Bennett clarified that he will also not join a left-wing government. "There are some on the other side who believe that in the name of our good will to bring stability, I will abandon my nationalist stances in order to establish a government that is essentially leftist which I will lead," he said. "Both sides are mistaken."

Following Bennett's announcement, New Hope chairman Gideon Sa'ar said his party is prepared to join two possible governments: "One is a government of the national camp led by one person," the statement read. "The other option is a government for change or an equal unity government with special arrangements that would allow us to stand by our worldview."

Sa'ar emphasized that a right-wing government led by one person who is not Netanyahu is "a radical idea, but we should start getting used to it."   

Smotrich, meanwhile, doubled down on his insistence that he will not be part of a government supported by the Islamist United Arab List party on Tuesday. He claimed that doing so would increase the number of Arab voters, thereby establishing a left-wing government. "The combination between them is a disaster for the Jewish State, no less," Smotrich wrote on his Facebook page.

He wrote that Netanyahu is aware, as well as his coalition partners in Shas and United Torah Judaism, that the right-wing bloc will fall in the long term if Mansour Abbas' party enters the government. Bennett, Smotrich said, is heading full-tilt towards a government that would require at least the passive support "of these terror supporters." He added, "In the next Knesset, there will be about 18-20 Arab MKs, who will join the left and give them the government for many years."

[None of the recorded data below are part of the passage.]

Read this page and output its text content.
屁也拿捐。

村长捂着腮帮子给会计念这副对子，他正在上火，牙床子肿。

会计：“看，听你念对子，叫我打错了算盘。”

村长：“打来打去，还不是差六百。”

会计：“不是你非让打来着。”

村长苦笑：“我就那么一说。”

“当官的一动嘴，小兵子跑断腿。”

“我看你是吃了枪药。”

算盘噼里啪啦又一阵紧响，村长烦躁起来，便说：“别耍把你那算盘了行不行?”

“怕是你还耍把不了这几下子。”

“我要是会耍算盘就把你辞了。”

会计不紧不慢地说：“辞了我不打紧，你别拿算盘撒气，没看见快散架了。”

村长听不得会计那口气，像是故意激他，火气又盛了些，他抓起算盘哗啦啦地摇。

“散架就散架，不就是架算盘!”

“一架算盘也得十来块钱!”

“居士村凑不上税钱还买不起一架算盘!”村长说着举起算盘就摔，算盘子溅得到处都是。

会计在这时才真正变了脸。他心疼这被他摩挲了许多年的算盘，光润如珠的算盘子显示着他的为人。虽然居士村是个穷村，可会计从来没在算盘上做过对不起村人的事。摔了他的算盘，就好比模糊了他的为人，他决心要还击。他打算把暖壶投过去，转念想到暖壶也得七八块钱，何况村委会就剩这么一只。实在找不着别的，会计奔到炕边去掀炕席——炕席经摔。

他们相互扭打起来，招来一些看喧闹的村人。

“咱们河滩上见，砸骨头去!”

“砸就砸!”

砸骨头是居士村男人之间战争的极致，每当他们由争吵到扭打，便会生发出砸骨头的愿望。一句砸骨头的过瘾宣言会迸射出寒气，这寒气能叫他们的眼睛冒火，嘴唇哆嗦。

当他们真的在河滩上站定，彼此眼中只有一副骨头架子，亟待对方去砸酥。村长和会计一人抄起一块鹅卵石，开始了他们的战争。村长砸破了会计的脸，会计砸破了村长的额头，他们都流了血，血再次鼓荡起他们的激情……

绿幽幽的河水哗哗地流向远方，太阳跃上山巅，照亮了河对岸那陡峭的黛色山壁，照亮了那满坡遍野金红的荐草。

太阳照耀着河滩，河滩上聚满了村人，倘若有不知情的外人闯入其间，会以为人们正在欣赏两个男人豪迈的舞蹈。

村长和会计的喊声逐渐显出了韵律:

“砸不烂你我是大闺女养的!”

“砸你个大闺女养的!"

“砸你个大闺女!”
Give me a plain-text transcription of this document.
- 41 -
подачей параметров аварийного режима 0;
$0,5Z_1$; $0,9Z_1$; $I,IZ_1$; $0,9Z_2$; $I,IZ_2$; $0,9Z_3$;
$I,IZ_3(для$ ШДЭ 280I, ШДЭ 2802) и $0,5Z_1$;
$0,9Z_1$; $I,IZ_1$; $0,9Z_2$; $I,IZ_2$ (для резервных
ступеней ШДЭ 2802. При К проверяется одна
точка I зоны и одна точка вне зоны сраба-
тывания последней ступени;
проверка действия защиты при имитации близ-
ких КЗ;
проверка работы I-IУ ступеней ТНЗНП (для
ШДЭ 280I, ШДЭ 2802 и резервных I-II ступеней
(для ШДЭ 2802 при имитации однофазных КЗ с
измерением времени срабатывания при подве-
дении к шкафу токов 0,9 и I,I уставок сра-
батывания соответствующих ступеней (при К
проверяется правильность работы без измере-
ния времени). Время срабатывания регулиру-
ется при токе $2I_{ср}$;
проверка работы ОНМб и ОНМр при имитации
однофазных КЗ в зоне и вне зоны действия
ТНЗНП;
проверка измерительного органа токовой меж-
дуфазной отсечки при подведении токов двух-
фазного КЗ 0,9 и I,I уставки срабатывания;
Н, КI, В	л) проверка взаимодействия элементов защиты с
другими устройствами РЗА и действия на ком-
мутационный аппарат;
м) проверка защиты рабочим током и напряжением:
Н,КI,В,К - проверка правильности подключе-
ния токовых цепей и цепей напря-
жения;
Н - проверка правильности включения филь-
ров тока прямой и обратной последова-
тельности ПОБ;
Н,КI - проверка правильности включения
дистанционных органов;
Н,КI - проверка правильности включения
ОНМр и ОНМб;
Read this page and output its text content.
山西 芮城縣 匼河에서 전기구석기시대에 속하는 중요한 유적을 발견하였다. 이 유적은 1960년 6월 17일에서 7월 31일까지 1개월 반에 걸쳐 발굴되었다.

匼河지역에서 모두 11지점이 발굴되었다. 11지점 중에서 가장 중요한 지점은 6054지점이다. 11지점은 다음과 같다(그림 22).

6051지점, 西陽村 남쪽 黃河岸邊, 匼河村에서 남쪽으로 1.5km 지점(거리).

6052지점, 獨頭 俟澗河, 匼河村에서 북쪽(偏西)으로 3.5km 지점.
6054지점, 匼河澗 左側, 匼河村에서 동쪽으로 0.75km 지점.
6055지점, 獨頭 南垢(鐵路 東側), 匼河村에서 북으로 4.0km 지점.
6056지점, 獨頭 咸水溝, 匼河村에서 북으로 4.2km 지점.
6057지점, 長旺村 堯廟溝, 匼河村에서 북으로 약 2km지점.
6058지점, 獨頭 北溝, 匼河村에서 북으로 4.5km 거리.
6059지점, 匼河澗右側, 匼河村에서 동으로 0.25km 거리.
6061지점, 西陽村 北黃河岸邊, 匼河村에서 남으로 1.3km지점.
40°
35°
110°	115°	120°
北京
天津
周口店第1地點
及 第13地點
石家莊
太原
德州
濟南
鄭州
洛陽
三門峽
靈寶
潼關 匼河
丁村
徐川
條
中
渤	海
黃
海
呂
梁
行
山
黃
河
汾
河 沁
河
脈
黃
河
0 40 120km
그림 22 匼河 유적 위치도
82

Bennett's Yamina, in response, said that Smotrich is a "snake in a righteous man's clothing" who has stepped on many people to advance his career. "It's all in the guise of 'in the name of God' and out of 'lofty ideals.' He tries to enslave the religious Zionist public by force for personal purposes while tarnishing and humiliating this public." Yamina, it added, will continue working toward establishing a "good and stable nationalist government."

Netanyahu was endorsed by 52 lawmakers, falling short of a 61-seat majority. Members of Likud, Shas, United Torah Judaism and Religious Zionism have endorsed Netanyahu. Another 45 lawmakers recommended Yesh Atid leader Yair Lapid: members of his own party, Kahol Lavan, Labor, Yisrael Beitenu and Meretz. Yamina's seven lawmakers recommended Bennett. New Hope, the Joint List and the United Arab List told the president that they were unable to endorse any of the candidates.

Bennett and Yesh Atid’s Yair Lapid have been holding intensive talks over the past two days in an effort to form a joint government, brokered by New Hope lawmaker and former Likud member Zeev Elkin.

Had these discussions begun earlier, Elkin told President Reuven Rivlin on Monday, the anti-Netanyahu bloc may have come to an agreement on a candidate for prime minister by Monday, when recommendations to the president were given.